Bahwa saat ini saya sudah bertemu jalan Dhamma dan rutin berlatih meditasi. Saya yakin, dan sangat yakin akan hal itu. Meditasi di Jalan Dhamma telah mengubahku!
Kembali ke acara nonton Drakor...
Sesudah menonton dua episode, saya dan anak-anak memutuskan berhenti dulu. Sudah saatnya makan siang. Di meja makan, kami lalu berdiskusi tentang kisah dalam drama korea tersebut.
Saya pun bertanya kepada anak-anak tentang pendapat mereka terhadap beberapa tokoh antagonis yang ada. Saya sampaikan kepada mereka bahwa saya merasa kasihan dengan si tokoh antagonis, karena "kebodohan-kebodohannya" dia menjadi menderita.
Anak anak saya tertawa dan berkata, "Mama... itu kan cuma drama, ceritanya memang harus begitu, biar seru!"
"Hahaha... ya, mama juga tahu itu cuma drama, kalau tidak ada tokoh antagonis seperti itu pasti ceritanya tidak seru ya, dan tidak ada yang mau nonton, juga ceritanya cepat habis! Hahaha..." ujarku sambil tertawa.
Namun pada kesempatan diskusi kami di meja makan tersebut, saya bisa sedikit banyak berdiskusi tentang ajaran Dhamma dengan anak-anak saya. Bahwa dalam dunia nyata ini, penderitaan seperti yang dialami si tokoh antagonis sebetulnya ada banyak di sekitar kita. Bahkan sebetulnya kita sendiri sering seperti si tokoh antagonis.
Menderita karena "kebodohan" kita sendiri dengan terus menggenggam kemarahan, terus hidup dalam dendam masa lalu, tidak mau melepas.
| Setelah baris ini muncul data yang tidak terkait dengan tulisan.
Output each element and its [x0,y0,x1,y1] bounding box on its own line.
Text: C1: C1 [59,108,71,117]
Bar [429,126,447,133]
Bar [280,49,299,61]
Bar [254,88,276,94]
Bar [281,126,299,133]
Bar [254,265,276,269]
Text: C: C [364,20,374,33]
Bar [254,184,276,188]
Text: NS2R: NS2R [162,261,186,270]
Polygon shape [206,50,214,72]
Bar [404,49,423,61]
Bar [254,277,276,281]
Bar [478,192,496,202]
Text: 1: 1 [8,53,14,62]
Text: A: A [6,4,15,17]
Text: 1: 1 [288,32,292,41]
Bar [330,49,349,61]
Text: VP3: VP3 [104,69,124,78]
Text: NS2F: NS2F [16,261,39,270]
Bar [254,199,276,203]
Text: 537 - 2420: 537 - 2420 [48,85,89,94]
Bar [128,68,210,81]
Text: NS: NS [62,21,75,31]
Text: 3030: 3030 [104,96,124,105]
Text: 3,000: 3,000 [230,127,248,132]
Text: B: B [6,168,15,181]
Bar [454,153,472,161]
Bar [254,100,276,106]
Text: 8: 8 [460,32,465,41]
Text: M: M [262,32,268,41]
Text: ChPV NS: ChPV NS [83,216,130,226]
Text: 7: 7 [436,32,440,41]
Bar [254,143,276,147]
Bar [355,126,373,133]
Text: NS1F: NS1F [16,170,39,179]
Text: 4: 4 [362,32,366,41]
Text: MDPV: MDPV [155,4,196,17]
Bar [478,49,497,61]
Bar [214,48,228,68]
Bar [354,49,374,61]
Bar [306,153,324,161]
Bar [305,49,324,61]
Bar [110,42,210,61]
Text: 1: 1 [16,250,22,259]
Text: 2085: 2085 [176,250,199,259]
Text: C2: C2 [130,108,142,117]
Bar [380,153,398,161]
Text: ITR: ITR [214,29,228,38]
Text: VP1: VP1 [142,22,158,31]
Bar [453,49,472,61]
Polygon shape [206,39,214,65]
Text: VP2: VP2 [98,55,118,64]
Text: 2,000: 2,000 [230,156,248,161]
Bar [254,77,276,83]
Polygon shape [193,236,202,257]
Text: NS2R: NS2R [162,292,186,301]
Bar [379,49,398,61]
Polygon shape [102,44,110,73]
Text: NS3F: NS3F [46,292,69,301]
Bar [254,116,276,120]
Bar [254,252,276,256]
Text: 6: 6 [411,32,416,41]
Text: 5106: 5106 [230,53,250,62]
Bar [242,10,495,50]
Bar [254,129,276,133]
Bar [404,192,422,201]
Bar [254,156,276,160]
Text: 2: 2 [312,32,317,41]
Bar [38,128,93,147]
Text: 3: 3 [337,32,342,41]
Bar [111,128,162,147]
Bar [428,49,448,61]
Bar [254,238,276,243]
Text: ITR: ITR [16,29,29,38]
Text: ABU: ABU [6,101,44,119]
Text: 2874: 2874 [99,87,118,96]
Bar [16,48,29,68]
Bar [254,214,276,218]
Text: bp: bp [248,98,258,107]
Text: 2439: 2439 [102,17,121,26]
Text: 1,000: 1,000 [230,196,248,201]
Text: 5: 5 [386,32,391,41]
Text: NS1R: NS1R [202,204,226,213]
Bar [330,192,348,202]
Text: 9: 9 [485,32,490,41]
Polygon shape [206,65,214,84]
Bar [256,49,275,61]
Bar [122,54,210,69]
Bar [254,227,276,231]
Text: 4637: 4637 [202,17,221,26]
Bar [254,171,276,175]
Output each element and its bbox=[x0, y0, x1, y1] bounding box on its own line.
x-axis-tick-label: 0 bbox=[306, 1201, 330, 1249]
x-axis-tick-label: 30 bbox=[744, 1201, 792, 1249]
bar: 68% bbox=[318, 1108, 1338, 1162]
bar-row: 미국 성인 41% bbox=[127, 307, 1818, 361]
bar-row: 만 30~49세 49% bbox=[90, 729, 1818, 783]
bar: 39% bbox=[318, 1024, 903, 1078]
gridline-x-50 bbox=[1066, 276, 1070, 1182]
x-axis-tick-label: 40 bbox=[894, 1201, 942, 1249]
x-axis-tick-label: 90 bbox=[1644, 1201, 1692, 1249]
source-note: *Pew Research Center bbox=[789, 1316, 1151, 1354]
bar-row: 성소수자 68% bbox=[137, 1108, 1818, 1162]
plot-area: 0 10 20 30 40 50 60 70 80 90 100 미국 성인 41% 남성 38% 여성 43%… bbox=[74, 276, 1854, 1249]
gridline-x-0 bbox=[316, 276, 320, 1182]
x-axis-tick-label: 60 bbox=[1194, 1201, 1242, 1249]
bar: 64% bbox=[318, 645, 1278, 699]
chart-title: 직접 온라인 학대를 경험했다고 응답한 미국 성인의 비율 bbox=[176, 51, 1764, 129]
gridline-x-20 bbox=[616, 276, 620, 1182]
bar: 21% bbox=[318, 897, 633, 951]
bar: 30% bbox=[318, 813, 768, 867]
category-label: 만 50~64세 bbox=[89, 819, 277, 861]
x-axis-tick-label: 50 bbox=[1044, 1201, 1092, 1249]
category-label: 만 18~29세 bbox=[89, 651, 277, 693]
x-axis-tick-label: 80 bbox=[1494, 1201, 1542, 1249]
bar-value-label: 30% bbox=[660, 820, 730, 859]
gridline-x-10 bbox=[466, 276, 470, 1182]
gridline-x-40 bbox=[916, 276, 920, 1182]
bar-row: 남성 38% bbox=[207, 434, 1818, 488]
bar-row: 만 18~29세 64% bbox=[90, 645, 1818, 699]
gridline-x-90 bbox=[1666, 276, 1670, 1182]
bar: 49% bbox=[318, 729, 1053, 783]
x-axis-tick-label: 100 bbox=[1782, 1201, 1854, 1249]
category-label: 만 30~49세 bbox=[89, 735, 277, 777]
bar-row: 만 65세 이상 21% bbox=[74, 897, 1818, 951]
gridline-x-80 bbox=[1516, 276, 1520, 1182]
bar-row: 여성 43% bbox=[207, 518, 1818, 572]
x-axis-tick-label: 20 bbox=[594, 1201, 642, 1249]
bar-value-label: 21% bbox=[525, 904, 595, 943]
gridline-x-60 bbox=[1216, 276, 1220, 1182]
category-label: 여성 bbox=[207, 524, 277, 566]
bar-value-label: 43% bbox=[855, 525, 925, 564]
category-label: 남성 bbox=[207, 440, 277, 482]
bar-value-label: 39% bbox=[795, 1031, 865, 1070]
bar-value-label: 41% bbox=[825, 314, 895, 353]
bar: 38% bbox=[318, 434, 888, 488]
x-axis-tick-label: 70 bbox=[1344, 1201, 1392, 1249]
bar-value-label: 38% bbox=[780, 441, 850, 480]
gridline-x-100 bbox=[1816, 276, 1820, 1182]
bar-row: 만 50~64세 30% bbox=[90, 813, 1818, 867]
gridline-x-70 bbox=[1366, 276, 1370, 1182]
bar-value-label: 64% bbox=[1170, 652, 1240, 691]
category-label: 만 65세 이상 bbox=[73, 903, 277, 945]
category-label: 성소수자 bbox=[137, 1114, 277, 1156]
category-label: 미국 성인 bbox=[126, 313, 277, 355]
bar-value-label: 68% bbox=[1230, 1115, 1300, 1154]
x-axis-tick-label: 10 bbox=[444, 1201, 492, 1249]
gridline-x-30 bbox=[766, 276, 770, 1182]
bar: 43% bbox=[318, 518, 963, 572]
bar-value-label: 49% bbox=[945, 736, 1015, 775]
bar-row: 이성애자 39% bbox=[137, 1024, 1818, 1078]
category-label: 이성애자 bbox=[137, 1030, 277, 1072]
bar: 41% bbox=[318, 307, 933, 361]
Terus bergumul dalam kebodohan, dendam, dan sakit hati sehingga berpikir baru bisa lega dan bahagia kalau sudah membalas.
Satu kalimat dendam yang sering diucapkan dalam drama Korea tersebut adalah,"Dia harus merasakan apa yang aku rasakan!" ...
Aduh! Mengerikan sekali ya!
Saya memberikan pemahaman kepada anak-anak saya bahwa dendam dan niat membalas seperti itulah sumber api penderitaan kita. Penderitaan kita disebabkan oleh pilihan kita sendiri.